The answer to the question, how to make scotch whisky lies deep rooted in history. The method is fairly simple and unique, and starts with making of scotch malt, derived from barley, yeast and water.
Malting of barley is the first and foremost step in how to make scotch whisky. Germination of barley takes place by soaking it in huge tanks of water for two to three days, and then distributing it on the malting house floors. Drying of barley in a kiln marks the end of the germination process. The huge pagoda shaped chimney identifies a kiln, which is the heart of any distillery.
A smoke, which moves upwards, via a wire mesh floor, then dries the barley. This smoke emanates by firing the kilns with peat, a natural fuel, cut from the moors of Scotland. Scottish whiskey derives its characteristic odor and flavor from the smoke.
The starch in the barley converts to sugary liquid called wort, by roughly grounding the malted barley and mixing with hot water. Yeast added to the wort in a fermenting vat, converting it to wash. Wash is a crude alcohol, and tastes a bit sour like beer.
The critical and important step in how to make scotch whisky marks the distillation process using the popular swan necked copper stills. This process repeats twice and separates the alcohol from the wash.
An essential feature in how to make scotch whisky is the expertise of the stillman. The fine art of distilling, involves collection of Scotch Malt and grain spirit at the right time. The stillman does this part efficiently.
Alcohol vaporizes once the stillman, slowly increases the temperature of the wash still to heat the fermented liquid. The vapors are condensed back to liquid as they pass through the first swan necked copper still. The liquid generated collects in a receiver.
The distillation process repeats in the second still but the spirit is collected only from the middle part. The expertise and experience of the stillman is critical, as he collects only the best and the rest repeats through the collection process.
Whisky produced from wheat or maize constitutes American and Canadian grain whisky. The wort made by cooking the cereals under pressure to break down the starches to fermentable sugars and then mixed with malted barley and hot water. The fermentation of wort produces wash which is the distilled through the two columned and patented Coffey still. The standard quality of malt and grain spirit is collected.
The next step in how to make scotch whisky is the process of maturation. Special oak casks filled with the spirit and, kept for long periods in cool, dark warehouses.
The master blender chooses the casks or barrels, depending on the taste, odor and flavor of whiskey required. Many of the oak casks or barrels contain bourbon or have previously used to mature sherries.

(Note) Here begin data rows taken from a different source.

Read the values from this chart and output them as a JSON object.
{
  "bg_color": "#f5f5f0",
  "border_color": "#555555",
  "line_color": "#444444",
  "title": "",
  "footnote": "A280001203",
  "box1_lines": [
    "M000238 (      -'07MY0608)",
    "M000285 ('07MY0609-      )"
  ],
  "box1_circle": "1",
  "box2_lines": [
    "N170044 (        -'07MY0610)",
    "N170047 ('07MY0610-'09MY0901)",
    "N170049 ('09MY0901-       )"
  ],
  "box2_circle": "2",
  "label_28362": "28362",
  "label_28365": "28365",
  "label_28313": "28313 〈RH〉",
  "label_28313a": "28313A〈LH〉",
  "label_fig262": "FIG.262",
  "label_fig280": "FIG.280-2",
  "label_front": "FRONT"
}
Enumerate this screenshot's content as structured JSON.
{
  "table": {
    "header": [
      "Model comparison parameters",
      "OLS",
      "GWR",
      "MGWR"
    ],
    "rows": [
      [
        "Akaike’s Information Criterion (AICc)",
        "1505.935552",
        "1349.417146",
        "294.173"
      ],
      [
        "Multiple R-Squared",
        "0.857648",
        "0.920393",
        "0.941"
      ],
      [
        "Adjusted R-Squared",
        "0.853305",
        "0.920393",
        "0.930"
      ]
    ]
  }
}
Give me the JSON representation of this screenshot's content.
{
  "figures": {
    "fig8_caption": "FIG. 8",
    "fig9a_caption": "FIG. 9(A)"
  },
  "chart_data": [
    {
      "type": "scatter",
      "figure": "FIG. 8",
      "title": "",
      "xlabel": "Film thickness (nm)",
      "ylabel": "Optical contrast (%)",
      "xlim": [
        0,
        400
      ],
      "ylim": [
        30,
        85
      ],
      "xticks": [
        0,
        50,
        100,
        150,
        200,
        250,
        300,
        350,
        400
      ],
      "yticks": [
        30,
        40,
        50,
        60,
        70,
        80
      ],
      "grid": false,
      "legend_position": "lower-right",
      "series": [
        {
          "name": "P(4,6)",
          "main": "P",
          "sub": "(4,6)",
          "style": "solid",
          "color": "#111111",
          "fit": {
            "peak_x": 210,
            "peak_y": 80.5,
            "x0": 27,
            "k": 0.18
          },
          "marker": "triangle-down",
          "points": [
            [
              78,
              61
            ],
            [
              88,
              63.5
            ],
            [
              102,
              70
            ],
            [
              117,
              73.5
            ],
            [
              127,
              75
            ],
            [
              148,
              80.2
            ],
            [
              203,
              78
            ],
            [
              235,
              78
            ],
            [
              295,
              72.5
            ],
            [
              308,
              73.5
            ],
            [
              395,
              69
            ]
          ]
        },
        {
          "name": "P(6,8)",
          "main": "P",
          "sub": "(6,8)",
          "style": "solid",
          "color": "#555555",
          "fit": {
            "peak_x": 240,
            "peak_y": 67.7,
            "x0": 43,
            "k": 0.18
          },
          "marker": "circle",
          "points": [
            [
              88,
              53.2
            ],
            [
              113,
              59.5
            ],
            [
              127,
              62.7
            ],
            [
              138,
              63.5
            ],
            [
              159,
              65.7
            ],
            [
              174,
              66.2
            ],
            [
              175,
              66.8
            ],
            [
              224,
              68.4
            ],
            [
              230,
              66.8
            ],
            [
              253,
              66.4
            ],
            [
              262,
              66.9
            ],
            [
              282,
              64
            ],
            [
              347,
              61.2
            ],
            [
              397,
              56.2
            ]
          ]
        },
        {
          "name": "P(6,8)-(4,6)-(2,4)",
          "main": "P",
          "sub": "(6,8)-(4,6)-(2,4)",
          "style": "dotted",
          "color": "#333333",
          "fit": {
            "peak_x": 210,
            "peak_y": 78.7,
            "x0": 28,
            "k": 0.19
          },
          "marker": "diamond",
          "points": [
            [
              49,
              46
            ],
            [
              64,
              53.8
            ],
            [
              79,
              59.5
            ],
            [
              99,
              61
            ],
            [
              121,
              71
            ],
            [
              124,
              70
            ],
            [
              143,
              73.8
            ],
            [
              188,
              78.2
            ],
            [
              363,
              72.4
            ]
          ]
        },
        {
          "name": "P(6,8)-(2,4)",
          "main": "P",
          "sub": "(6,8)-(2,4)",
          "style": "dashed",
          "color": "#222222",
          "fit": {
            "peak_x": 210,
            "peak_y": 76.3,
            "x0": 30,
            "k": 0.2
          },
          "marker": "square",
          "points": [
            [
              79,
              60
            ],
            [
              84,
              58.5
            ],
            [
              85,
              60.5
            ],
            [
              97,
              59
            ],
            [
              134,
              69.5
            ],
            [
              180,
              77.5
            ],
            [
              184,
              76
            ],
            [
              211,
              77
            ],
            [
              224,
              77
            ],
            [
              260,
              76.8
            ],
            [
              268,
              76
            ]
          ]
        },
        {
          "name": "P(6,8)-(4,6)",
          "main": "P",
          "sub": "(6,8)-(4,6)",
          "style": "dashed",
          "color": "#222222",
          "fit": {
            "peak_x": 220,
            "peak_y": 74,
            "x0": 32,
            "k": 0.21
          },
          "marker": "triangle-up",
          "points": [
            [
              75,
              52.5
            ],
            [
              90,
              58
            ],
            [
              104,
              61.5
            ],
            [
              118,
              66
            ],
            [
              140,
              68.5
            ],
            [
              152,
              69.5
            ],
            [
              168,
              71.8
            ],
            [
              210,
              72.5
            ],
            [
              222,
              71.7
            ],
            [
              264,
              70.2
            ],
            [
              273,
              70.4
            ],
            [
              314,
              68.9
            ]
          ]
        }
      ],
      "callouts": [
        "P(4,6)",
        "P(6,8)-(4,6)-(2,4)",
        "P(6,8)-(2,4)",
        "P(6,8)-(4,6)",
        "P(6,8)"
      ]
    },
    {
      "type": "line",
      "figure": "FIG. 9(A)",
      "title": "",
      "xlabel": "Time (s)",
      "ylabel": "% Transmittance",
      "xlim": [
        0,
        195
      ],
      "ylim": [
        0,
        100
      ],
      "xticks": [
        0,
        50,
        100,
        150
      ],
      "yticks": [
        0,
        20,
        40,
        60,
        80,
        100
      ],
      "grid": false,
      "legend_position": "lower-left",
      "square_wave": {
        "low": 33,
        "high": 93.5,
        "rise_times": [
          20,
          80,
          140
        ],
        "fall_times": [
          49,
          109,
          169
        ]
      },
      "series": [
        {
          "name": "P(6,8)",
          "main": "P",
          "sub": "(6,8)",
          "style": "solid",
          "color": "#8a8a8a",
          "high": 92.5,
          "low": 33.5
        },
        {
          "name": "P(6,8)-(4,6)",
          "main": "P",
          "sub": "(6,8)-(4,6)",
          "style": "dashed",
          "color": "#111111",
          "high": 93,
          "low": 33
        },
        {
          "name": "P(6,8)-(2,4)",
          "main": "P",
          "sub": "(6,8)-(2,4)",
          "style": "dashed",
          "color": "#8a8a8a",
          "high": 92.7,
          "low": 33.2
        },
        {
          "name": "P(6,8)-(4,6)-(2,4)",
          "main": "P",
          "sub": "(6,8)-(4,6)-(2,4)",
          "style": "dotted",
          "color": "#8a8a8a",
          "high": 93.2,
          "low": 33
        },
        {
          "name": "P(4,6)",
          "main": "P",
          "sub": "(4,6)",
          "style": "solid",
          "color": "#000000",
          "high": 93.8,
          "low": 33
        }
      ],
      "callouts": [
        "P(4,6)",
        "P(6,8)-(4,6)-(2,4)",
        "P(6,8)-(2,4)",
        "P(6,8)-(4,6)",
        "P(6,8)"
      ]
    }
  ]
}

The period of maturation for a good Scotch whisky is between five and excess of twenty five years. Three years of maturation or more certifies a whisky to be a Scotch whisky. Scotland’s cool temperature, pollution free air is an important factor contributing to the taste, flavor and character of the whiskey.
The final process of completion in how to make scotch whisky depends on the type, specification, blend and malt required.